3. Toddler Grouch’s bedtime routine involves the usual brushing of teeth, putting on pajamas and reading of books. She loves to read and we often recite the same story, over and over. I’ll stop every once in a while and give her a raised eyebrow, and she’ll fill in the next word in the sentence. She pays attention. I always end story time with a kiss on her check or her head, and if she isn’t too sleepy, sometimes I’ll trace her face with my fingertips. If I’m okay with her getting a little riled up, I’ll take the end of my ponytail and swish it over her face, which she evidently finds hilarious, since she giggles as she lifts her chin up to meet my tresses.
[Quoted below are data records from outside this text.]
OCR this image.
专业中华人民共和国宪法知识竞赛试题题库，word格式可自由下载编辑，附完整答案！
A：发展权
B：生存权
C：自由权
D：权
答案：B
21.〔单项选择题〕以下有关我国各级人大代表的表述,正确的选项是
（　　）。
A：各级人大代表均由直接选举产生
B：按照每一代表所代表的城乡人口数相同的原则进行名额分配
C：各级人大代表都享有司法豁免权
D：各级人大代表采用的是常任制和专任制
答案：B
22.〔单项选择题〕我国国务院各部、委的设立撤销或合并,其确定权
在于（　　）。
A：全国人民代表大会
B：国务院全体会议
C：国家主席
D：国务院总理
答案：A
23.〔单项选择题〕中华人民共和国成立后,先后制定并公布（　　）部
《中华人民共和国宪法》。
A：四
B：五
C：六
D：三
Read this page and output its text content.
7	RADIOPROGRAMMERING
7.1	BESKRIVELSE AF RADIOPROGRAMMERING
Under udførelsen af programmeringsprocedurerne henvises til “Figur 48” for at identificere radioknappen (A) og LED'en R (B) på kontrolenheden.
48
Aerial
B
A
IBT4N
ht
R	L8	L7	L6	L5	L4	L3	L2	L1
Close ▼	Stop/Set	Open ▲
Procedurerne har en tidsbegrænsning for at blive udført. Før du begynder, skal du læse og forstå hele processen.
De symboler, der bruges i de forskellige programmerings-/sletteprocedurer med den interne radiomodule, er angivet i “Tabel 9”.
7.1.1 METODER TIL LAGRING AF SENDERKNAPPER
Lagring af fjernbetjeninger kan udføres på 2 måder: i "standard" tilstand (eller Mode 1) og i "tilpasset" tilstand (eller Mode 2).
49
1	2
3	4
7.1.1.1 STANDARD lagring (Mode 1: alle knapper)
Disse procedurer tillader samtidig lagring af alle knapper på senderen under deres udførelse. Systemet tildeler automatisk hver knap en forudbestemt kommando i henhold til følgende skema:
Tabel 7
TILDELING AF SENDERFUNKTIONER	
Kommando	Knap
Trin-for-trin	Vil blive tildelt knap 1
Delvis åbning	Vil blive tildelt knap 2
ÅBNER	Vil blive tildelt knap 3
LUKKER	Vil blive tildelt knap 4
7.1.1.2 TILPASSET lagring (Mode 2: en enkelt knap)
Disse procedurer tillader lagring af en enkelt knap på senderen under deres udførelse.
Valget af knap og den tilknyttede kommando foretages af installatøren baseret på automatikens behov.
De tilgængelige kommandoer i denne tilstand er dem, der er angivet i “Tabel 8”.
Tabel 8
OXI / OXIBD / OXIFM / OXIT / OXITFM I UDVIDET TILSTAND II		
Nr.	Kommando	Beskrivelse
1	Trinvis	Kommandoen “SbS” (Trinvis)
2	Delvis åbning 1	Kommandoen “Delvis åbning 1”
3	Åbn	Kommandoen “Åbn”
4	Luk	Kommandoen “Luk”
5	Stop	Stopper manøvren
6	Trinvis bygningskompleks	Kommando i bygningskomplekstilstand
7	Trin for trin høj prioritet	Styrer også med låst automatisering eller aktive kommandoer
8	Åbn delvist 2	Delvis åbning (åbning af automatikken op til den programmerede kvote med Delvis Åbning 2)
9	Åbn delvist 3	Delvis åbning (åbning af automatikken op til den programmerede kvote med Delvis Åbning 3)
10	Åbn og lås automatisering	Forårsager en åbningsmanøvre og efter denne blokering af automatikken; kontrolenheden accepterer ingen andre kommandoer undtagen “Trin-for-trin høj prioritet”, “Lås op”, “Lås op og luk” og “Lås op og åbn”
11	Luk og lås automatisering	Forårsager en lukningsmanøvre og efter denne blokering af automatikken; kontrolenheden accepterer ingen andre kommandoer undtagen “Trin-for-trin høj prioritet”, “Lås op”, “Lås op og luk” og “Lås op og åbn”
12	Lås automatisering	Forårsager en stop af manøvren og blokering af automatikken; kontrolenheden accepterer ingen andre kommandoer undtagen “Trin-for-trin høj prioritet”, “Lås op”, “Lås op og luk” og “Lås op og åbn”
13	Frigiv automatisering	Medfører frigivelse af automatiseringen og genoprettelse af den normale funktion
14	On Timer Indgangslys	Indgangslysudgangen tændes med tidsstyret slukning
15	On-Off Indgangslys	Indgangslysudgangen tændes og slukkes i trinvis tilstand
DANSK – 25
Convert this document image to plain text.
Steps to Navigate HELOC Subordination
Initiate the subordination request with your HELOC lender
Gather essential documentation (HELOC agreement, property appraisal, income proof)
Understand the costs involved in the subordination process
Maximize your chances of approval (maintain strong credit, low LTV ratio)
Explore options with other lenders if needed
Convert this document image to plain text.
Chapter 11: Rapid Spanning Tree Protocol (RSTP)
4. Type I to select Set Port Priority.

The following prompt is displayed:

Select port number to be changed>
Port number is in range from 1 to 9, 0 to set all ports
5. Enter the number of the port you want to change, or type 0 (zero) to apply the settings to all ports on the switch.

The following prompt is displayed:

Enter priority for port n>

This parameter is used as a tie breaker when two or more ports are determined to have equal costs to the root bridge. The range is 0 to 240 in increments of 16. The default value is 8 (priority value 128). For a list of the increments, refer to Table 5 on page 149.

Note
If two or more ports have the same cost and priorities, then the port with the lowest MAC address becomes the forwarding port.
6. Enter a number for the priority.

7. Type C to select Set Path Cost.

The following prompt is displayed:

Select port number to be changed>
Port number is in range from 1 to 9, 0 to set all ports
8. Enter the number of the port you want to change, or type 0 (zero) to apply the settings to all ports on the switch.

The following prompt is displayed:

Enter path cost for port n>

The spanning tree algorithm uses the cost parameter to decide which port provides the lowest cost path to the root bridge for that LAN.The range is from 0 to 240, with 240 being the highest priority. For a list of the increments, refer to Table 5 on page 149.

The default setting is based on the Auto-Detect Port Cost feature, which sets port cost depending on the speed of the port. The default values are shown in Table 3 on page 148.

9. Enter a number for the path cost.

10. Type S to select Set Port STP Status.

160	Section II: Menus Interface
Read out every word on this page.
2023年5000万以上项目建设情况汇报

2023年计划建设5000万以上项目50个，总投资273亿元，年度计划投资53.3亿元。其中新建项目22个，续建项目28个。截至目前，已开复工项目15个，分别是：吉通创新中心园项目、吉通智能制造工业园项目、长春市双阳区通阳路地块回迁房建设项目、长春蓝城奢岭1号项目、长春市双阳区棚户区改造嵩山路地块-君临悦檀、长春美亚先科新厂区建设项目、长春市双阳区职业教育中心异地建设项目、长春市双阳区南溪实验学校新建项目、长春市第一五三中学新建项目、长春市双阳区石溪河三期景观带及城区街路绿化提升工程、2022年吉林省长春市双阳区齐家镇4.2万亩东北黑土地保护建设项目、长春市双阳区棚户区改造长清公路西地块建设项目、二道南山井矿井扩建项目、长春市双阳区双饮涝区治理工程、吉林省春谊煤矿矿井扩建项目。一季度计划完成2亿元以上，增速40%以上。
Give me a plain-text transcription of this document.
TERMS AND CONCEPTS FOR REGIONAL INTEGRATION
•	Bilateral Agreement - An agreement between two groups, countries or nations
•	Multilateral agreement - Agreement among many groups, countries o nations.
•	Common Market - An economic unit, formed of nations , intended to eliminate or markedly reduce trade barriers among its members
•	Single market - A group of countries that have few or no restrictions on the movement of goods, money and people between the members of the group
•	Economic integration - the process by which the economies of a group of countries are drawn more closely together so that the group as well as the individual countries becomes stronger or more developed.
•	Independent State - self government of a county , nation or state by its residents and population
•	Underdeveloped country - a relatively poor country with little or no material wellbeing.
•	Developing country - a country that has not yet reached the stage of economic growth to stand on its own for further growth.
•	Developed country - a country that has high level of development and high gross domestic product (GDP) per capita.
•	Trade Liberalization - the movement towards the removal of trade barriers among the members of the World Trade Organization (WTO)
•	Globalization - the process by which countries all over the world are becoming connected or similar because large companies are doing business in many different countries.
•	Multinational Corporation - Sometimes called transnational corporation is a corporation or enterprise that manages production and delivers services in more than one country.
When I do any of these things, she usually says, “again”, which, of course, I am more than happy to oblige. I’ll ask her where else needs kissing, or where my fingertip or ponytail needs to swipe, and she’ll say, “head” or “eye” (yes, she has me kiss her eyelids) or simply, “here” and point. On days that I’m really lucky, she’ll touch my face gently, mimicking my gestures, running her fingers from my head, over my eyes and under my chin. I hold very still.
There’s something to be said about the “Terrible Two’s”, and that is, it isn’t all so terrible. It’s these types of moments that astound me, the ordinary ones that are made extraordinarily beautiful, because of my toddler’s inability to hold back all of her feelings.
What adorable things does (or did) your toddler do that made you notice and appreciate the little things?